Dans un entretien sorti dans la Tribune, Bertrand Piccard est psychiatre et aéronaute suisse met en garde contre la mauvaise volonté du secteur aérien en matière de changement climatique – une attitude de nature à précipiter leur déclin économique.
Le salon de l’aéronautique Paris Air Show – ou plus communément appelé « Salon du Bourget » – a commencé ce lundi sur fond de crise du B737 MAX de Boeing et de montée des critiques à l’égard des émissions du secteur du transport aérien. Pourtant, ce second enjeu, majeur pour l’avenir de la filière, semble avoir été largement ignoré par les participants à ce grand raout. Une situation dénoncée par Bertrand Piccard, Président de la Fondation Solar Impulse, qui u voit un manque de clairvoyance dangereux pour le secteur : « Il y a deux façons de répondre à l’adversité : tenter de s’y opposer le plus longtemps possible ou l’embrasser pour se l’approprier et la contrôler » note ce dernier.
« S’y opposer, comme Kodak face à l’avènement de la photographie digitale, jusqu’à disparaitre dans une faillite colossale ; comme les banques suisses dans les années 1990 qui ont envoyé balader le Congrès juif mondial lors de la crise des fonds en déshérence avant d’être condamnées à payer des milliards de dollars de pénalités ; comme les constructeurs automobiles qui ont snobé la voiture électrique, mais qui courent maintenant derrière le succès de Tesla sans parvenir à rattraper leur retard » ironise le spécialiste. « Ils ont tous résisté sans comprendre que cela allait causer leur perte » prévient-il.
En cause, l’attitude des grande compagnie aériennes mondiales face à un potentielle taxe kérosène ? Devant des appels qui se multiplient pour taxer le transport aérien afin de lutter contre le changement climatique et financer des initiatives de compensation d’émissions pour les vols aériens, le secteur a décidé de faire l’autruche. Une attitude contreproductive, dit l’analyste, qui estime que le secteur est en train de s’enfermer dans une position d’ennemi du développement durable qui va durablement écorner leur image. « Si les compagnies aériennes l’avaient compris, c’est elles qui spontanément introduiraient la compensation carbone sur chaque billet vendu », note Bernard Picard.

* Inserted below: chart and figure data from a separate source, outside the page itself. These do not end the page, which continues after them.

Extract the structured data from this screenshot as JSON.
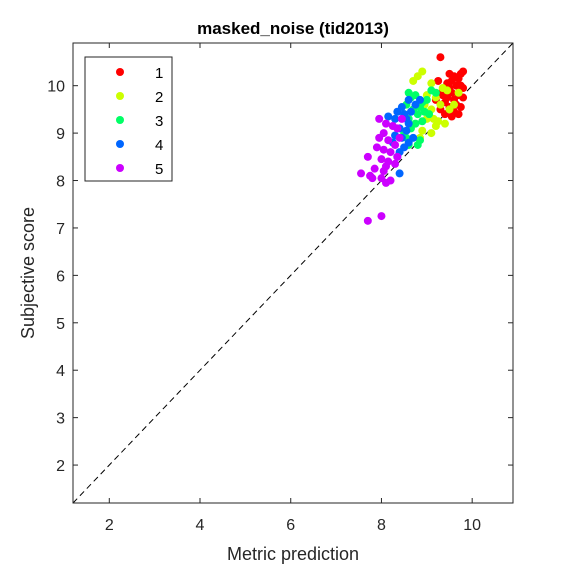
{
  "chart_data": {
    "type": "scatter",
    "title": "masked_noise (tid2013)",
    "xlabel": "Metric prediction",
    "ylabel": "Subjective score",
    "xlim": [
      1.2,
      10.9
    ],
    "ylim": [
      1.2,
      10.9
    ],
    "xticks": [
      2,
      4,
      6,
      8,
      10
    ],
    "yticks": [
      2,
      3,
      4,
      5,
      6,
      7,
      8,
      9,
      10
    ],
    "grid": false,
    "legend_position": "top-left",
    "reference_line": "y = x (dashed)",
    "series": [
      {
        "name": "1",
        "color": "#ff0000",
        "points": [
          [
            9.3,
            10.6
          ],
          [
            9.8,
            10.3
          ],
          [
            9.75,
            10.25
          ],
          [
            9.6,
            10.2
          ],
          [
            9.7,
            10.15
          ],
          [
            9.55,
            10.1
          ],
          [
            9.25,
            10.1
          ],
          [
            9.45,
            10.05
          ],
          [
            9.65,
            10.0
          ],
          [
            9.75,
            10.0
          ],
          [
            9.8,
            9.95
          ],
          [
            9.5,
            9.95
          ],
          [
            9.35,
            9.9
          ],
          [
            9.55,
            9.85
          ],
          [
            9.7,
            9.8
          ],
          [
            9.8,
            9.75
          ],
          [
            9.45,
            9.75
          ],
          [
            9.6,
            9.7
          ],
          [
            9.4,
            9.65
          ],
          [
            9.65,
            9.6
          ],
          [
            9.75,
            9.55
          ],
          [
            9.5,
            9.55
          ],
          [
            9.3,
            9.5
          ],
          [
            9.6,
            9.45
          ],
          [
            9.7,
            9.4
          ],
          [
            9.4,
            9.4
          ],
          [
            9.55,
            9.35
          ],
          [
            9.5,
            10.25
          ],
          [
            9.35,
            9.8
          ],
          [
            9.2,
            9.7
          ]
        ]
      },
      {
        "name": "2",
        "color": "#ccff00",
        "points": [
          [
            8.9,
            10.3
          ],
          [
            8.8,
            10.2
          ],
          [
            8.7,
            10.1
          ],
          [
            9.1,
            10.05
          ],
          [
            9.35,
            9.95
          ],
          [
            9.45,
            9.9
          ],
          [
            9.7,
            9.85
          ],
          [
            9.2,
            9.75
          ],
          [
            9.3,
            9.6
          ],
          [
            9.5,
            9.5
          ],
          [
            9.1,
            9.5
          ],
          [
            9.15,
            9.3
          ],
          [
            9.0,
            9.3
          ],
          [
            9.2,
            9.15
          ],
          [
            8.9,
            9.05
          ],
          [
            9.1,
            9.0
          ],
          [
            8.85,
            8.9
          ],
          [
            9.6,
            9.6
          ],
          [
            9.4,
            9.2
          ],
          [
            9.0,
            9.8
          ],
          [
            8.95,
            9.6
          ],
          [
            9.25,
            9.25
          ]
        ]
      },
      {
        "name": "3",
        "color": "#00ff66",
        "points": [
          [
            8.6,
            9.85
          ],
          [
            8.65,
            9.75
          ],
          [
            8.75,
            9.8
          ],
          [
            8.9,
            9.65
          ],
          [
            9.0,
            9.7
          ],
          [
            8.55,
            9.6
          ],
          [
            8.7,
            9.5
          ],
          [
            8.85,
            9.55
          ],
          [
            8.8,
            9.4
          ],
          [
            9.05,
            9.4
          ],
          [
            8.6,
            9.3
          ],
          [
            8.75,
            9.2
          ],
          [
            8.9,
            9.25
          ],
          [
            8.65,
            9.1
          ],
          [
            8.5,
            9.0
          ],
          [
            8.55,
            8.9
          ],
          [
            8.8,
            8.75
          ],
          [
            8.85,
            8.85
          ],
          [
            9.1,
            9.9
          ],
          [
            9.2,
            9.85
          ],
          [
            8.5,
            9.4
          ],
          [
            8.6,
            8.75
          ],
          [
            8.95,
            9.45
          ]
        ]
      },
      {
        "name": "4",
        "color": "#0066ff",
        "points": [
          [
            8.15,
            9.35
          ],
          [
            8.3,
            9.3
          ],
          [
            8.35,
            9.45
          ],
          [
            8.45,
            9.55
          ],
          [
            8.5,
            9.4
          ],
          [
            8.55,
            9.3
          ],
          [
            8.65,
            9.45
          ],
          [
            8.75,
            9.6
          ],
          [
            8.6,
            9.2
          ],
          [
            8.4,
            9.1
          ],
          [
            8.3,
            8.95
          ],
          [
            8.55,
            9.05
          ],
          [
            8.45,
            8.9
          ],
          [
            8.6,
            8.8
          ],
          [
            8.5,
            8.7
          ],
          [
            8.4,
            8.6
          ],
          [
            8.35,
            8.5
          ],
          [
            8.7,
            8.9
          ],
          [
            8.85,
            9.7
          ],
          [
            8.4,
            8.15
          ],
          [
            8.25,
            8.8
          ],
          [
            8.6,
            9.7
          ]
        ]
      },
      {
        "name": "5",
        "color": "#cc00ff",
        "points": [
          [
            7.95,
            9.3
          ],
          [
            8.1,
            9.2
          ],
          [
            8.25,
            9.15
          ],
          [
            8.35,
            9.1
          ],
          [
            8.45,
            9.3
          ],
          [
            8.05,
            9.0
          ],
          [
            7.95,
            8.9
          ],
          [
            8.15,
            8.85
          ],
          [
            8.3,
            8.75
          ],
          [
            7.9,
            8.7
          ],
          [
            8.05,
            8.65
          ],
          [
            8.2,
            8.6
          ],
          [
            8.35,
            8.5
          ],
          [
            8.0,
            8.45
          ],
          [
            8.15,
            8.4
          ],
          [
            8.3,
            8.35
          ],
          [
            7.85,
            8.25
          ],
          [
            8.05,
            8.2
          ],
          [
            7.75,
            8.1
          ],
          [
            7.55,
            8.15
          ],
          [
            7.8,
            8.05
          ],
          [
            8.0,
            8.05
          ],
          [
            8.2,
            8.0
          ],
          [
            7.7,
            8.5
          ],
          [
            8.1,
            8.3
          ],
          [
            8.1,
            7.95
          ],
          [
            7.7,
            7.15
          ],
          [
            8.0,
            7.25
          ],
          [
            8.4,
            8.9
          ]
        ]
      }
    ]
  }
}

« Les grèves pour le climat et l’exemple de Greta Thunberg, en mobilisant la jeunesse, ont déclenché un phénomène nouveau : la honte de prendre l’avion, le flygskam en suédois », développe-t-il. Aussi, le risque est réel : « résister le plus longtemps possible » les exposera sans aucun doute « au risque de passer pour des pollueurs irresponsables et perdre des parts de marché face à d’autres moyens de transport ». Aussi, un prélèvement – même mineur – aiderait à déculpabilise les udagers. Et la douleur serait mineure : pour M Picard, une telle taxe « passerait totalement inaperçu puisque les politiques tarifaires font varier les prix du simple au quintuple suivant le moment et le lieu où l’on achète son billet ».
Malgré cet intérêt manifeste, les engagements pris par l’Organisation Internationale de l’Aviation Civile sont « irresponsables ». Le secteur a en effet consenti à « plafonner les émissions du secteur aérien au niveau de 2020 et de ne compenser que ce qui dépassera ce niveau ». Une position qui ne fera rien pour réduire « la honte de l’avion » et qui va coûter de plus en plus cher au secteur, qui va perdre l’initiative sur sa régulation. « Les changements réglementaires ne l’épargneront pas et les gouvernements lui imposeront les taxes qu’elle aura refusé de mettre elle-même en place (…) Et nous, nous aurons gagné quelques mégatonnes de CO2 en plus dans l’atmosphère… », conclut Bertrand Piccard.